При отступлении фашисты разрушили гордость Севастополя — Графскую пристань. Неизвестный моряк-освободитель, еще до водружения на шпиле военно-морского флага повесил на него свою безкозырку. Черные ленточки, словно птицы, летели по ветру навстречу Победе.

Снаряды и бомбы исковеркали причалы и причальные стенки. Глубокие воронки, словно пустые глазницы, кричали о жестоких боях морской пехоты с фашистскими захватчиками.

В одной из бухт мы увидели множество деревянных гробов немецкого производства. Позже мы узнали, что наши морские пехотинцы обнаружили их перед наступлением на противоположной стороне бухты. И ночью, перед решающей атакой, они использовали фашистские гробы как плавсредства — вместо лодок, благо попутный ветер помогал им.

— Фрицы просто обалдели, когда гробы появились в их поле зрения, и из гробов выскочили с автоматами «черные дьяволы», — весело рассказал нам участник «гробового» десанта. — Видно, не только от пуль, но и от испуга концы пооткидали…

Однако, больше всего мне запомнился холодильник возле железнодорожного вокзала, мимо которого все моряки пробегали зажав нос. Зловонный запах обгоревших трупов вызывал тошноту.

За несколько дней до того как оставить Севастополь, фашисты согнали в здание холодильника местных жителей и подожгли его. Тех севастопольцев, которые выпрыгивали из окон, фашисты расстреливали из пулеметов и автоматов. Играл военный оркестр, озверелым оккупантам было весело от выпитого шнапса, музыки и крови невинных жертв.

И еще мне запомнился Севастополь тех весенних дней тем, что в городе было много военнопленных. В длиннополых серых шинелях, без петлиц, погон и фашистской свастики, они уже не походили на наглых завоевателей. Хмурые, поникшие, они старательно трудились на расчистке города от обломков, мне показалось, что они и между собой-то не больно разговаривали. Появились пленные и в Стрелецкой бухте, где пришвартовался наш катер.

К нам зачастил их начальник конвоя — худенький старший лейтенант с нежным пушком на верхней губе и розовыми щеками. Он оказался земляком Николая Белова. Братва встречала пехотинца с флотским радушием. И вот однажды, когда мы только что пообедали, этот старший лейтенант прибежал на катер и возбужденно выпалил:

— Мужики, там, у земснаряда, где мы работаем, ваш пес напал на пленного! Никак оттащить не можем…

Я и Николай бросились вслед за старшим лейтенантом.

Разъяренный Налет (таким мы его никогда не видели) вцепился клыками в плечо пленного. Тот же, прикрывая лицо руками, что-то кричал по-немецки.

Мы с Николаем звали Налета, тянули за ошейник, однако, ничего не помогало, пес осатанел. И тут к старшему лейтенанту подбежал один из пленных и тихо сказал:

— Комрад, комрад… Я узнал сопака… Это не сопака… Сопака — есть эсэс, — торопливо показал он на того, кого трепал Налет.

— Да-а, да-а, — подтвердил другой немец. — Эсэс!

И, когда мы с Николаем наконец-то оттащили Налета от ненавистного ему пленного, на которого показали как на эсэсовца, старший лейтенант увел его с собой.

На следующий день начальник конвоя опять пришел к нам на катер. Попив компоту и выкурив папиросу, он сказал нам, что пленный, на которого набросился Налет, оказался оберштурмфюрером.

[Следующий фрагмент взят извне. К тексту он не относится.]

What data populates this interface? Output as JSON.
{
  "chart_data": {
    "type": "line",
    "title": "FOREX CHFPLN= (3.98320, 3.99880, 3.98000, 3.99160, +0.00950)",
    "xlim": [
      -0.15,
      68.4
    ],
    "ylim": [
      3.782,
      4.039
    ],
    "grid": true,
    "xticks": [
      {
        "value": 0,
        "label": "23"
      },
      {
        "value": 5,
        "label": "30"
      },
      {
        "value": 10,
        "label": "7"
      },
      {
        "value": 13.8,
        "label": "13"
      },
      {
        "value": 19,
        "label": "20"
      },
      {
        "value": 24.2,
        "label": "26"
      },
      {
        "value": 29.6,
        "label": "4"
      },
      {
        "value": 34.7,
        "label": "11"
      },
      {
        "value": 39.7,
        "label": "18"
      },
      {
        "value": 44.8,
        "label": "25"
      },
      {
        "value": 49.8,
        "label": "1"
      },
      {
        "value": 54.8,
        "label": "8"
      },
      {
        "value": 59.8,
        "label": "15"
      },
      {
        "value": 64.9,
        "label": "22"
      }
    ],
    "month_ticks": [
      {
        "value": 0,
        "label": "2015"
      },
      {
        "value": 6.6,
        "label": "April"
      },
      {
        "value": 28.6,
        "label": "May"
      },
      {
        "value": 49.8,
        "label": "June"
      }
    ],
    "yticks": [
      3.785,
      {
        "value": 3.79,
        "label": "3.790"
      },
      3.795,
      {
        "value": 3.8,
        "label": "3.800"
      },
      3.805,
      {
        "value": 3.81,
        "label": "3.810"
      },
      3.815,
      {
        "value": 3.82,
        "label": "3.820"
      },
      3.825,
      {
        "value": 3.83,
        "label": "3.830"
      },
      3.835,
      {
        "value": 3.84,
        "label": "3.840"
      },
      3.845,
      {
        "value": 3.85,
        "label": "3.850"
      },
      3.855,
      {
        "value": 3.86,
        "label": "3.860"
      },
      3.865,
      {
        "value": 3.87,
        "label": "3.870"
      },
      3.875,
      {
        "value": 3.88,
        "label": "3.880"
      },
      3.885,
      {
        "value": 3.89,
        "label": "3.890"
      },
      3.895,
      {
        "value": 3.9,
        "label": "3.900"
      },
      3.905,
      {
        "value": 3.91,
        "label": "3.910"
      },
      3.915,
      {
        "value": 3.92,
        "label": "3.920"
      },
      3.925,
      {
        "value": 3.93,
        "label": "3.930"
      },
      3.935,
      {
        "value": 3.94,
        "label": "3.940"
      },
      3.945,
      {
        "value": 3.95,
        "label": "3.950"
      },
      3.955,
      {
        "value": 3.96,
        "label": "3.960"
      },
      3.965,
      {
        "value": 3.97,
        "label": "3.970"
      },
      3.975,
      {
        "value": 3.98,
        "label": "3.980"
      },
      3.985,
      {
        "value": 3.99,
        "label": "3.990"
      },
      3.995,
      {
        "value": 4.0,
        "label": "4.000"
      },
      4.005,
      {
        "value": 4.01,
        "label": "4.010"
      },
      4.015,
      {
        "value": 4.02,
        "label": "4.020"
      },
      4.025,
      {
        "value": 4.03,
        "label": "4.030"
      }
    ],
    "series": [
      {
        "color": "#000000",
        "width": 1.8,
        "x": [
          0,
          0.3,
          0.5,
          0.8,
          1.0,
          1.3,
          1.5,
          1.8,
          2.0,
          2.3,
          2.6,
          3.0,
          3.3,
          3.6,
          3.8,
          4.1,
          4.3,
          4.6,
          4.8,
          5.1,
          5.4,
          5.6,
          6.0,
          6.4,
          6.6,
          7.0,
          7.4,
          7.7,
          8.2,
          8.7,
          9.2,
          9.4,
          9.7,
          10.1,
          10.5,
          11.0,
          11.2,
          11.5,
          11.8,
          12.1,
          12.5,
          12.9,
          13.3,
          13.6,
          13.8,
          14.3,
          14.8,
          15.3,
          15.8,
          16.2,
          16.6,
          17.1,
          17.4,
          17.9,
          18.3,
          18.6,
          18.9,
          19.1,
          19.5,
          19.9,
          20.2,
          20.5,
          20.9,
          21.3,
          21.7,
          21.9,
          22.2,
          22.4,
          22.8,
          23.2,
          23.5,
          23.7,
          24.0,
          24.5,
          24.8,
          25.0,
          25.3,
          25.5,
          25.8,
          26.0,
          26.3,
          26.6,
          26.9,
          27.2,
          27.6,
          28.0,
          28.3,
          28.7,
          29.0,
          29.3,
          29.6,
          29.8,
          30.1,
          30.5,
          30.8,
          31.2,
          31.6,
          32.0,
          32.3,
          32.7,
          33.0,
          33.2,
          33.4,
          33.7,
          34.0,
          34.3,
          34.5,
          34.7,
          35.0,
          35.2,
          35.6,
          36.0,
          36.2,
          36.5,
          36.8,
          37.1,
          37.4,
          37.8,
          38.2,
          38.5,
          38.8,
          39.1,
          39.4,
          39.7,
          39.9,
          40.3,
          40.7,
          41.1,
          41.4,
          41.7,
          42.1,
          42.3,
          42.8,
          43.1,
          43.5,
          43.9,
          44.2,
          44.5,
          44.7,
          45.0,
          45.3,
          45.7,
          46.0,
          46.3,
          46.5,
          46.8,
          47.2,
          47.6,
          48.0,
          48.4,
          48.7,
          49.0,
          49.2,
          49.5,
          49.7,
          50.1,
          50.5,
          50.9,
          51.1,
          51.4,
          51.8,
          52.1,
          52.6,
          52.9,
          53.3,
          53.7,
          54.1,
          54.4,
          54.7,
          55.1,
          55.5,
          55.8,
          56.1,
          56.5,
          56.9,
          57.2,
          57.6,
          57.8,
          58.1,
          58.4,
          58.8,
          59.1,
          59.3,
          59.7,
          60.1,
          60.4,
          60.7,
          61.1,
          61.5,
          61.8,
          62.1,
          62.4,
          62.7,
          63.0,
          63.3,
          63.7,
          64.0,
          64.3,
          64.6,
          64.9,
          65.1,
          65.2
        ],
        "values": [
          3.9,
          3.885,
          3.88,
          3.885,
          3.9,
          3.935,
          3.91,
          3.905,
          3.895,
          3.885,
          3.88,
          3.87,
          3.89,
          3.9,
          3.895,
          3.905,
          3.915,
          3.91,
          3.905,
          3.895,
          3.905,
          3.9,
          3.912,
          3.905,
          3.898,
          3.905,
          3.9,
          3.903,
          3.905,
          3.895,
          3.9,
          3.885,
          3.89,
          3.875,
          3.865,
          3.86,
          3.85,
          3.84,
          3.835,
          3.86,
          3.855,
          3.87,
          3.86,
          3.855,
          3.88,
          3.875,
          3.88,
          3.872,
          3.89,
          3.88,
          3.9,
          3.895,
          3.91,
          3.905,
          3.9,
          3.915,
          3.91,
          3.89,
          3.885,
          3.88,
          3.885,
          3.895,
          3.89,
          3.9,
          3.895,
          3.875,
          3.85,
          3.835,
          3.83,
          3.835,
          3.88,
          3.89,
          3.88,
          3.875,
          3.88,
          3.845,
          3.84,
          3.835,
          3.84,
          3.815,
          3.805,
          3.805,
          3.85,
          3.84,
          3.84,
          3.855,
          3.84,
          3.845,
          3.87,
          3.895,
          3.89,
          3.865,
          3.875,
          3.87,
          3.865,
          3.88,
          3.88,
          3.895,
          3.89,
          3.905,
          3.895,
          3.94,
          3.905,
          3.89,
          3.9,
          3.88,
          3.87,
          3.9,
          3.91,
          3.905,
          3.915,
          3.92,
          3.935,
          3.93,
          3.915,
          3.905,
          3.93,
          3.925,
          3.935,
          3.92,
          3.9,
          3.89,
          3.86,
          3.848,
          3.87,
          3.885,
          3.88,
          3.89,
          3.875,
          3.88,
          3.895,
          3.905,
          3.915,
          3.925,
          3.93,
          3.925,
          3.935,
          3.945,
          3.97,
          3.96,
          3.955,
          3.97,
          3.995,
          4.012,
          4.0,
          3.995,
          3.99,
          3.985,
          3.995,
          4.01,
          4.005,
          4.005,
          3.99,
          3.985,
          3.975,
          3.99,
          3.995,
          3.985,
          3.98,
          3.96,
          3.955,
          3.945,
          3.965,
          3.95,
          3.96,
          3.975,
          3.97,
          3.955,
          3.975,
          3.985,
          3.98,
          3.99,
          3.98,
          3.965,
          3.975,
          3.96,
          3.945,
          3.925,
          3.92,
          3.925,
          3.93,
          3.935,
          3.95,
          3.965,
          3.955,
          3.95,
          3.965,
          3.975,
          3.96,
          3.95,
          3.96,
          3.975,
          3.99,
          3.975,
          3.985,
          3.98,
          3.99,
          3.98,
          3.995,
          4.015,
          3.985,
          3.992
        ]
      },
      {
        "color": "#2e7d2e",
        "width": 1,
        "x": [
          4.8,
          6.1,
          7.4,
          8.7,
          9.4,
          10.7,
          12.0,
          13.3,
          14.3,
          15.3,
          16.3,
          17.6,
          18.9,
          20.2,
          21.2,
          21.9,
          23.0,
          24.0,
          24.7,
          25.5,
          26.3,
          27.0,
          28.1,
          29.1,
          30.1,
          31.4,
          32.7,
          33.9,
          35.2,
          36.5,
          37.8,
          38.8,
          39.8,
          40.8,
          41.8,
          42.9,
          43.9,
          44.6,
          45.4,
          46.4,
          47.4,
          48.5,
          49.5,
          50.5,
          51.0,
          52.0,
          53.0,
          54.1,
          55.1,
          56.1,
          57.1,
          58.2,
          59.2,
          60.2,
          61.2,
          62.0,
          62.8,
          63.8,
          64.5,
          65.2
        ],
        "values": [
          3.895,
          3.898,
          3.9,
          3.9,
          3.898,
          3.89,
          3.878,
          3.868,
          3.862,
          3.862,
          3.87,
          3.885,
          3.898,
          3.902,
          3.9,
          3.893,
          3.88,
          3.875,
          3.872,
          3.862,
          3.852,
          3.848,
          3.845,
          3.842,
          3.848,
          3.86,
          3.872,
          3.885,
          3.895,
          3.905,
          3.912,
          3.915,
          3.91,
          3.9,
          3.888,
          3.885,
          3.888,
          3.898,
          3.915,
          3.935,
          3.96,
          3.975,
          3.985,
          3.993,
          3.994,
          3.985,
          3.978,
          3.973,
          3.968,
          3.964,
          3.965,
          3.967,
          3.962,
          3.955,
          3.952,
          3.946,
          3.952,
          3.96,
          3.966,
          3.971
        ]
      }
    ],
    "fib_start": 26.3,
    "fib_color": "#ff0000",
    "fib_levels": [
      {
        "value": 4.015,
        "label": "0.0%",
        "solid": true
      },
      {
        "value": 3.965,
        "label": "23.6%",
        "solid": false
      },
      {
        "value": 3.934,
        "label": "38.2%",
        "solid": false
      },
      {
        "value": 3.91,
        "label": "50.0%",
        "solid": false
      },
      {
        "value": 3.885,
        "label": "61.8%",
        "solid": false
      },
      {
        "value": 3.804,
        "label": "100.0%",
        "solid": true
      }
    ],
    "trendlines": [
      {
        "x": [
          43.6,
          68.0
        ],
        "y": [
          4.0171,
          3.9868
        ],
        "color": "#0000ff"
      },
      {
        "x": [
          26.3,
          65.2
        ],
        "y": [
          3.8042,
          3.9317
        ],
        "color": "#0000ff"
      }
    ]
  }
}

— Успел, сволочь, переодеться в форму рядового солдата! — гневно выругался старший лейтенант и рассказал нам о военных похождениях оберштурмфюрера.

Оберштурмфюрер воюет

Карательный отряд специального назначения под командованием оберштурмфюрера Иоахима Гартмана конвоировал большую группу советских граждан. Через несколько дней их ожидало рабство в чужой стране.

Эсэсовцы торопились — вокруг горы, мало ли чего! Они настороженно держали свои «шмайсеры», резко покрикивали на наших пленных. И вдруг оттуда, где дорога уходила в ущелье, раздались выстрелы. Два эсэсовца тут же упали, сраженные пулями.

Однако, оберштурмфюрер не растерялся. Приказав нашим пленным сесть, он с несколькими солдатами устремился навстречу, как он думал, партизанам.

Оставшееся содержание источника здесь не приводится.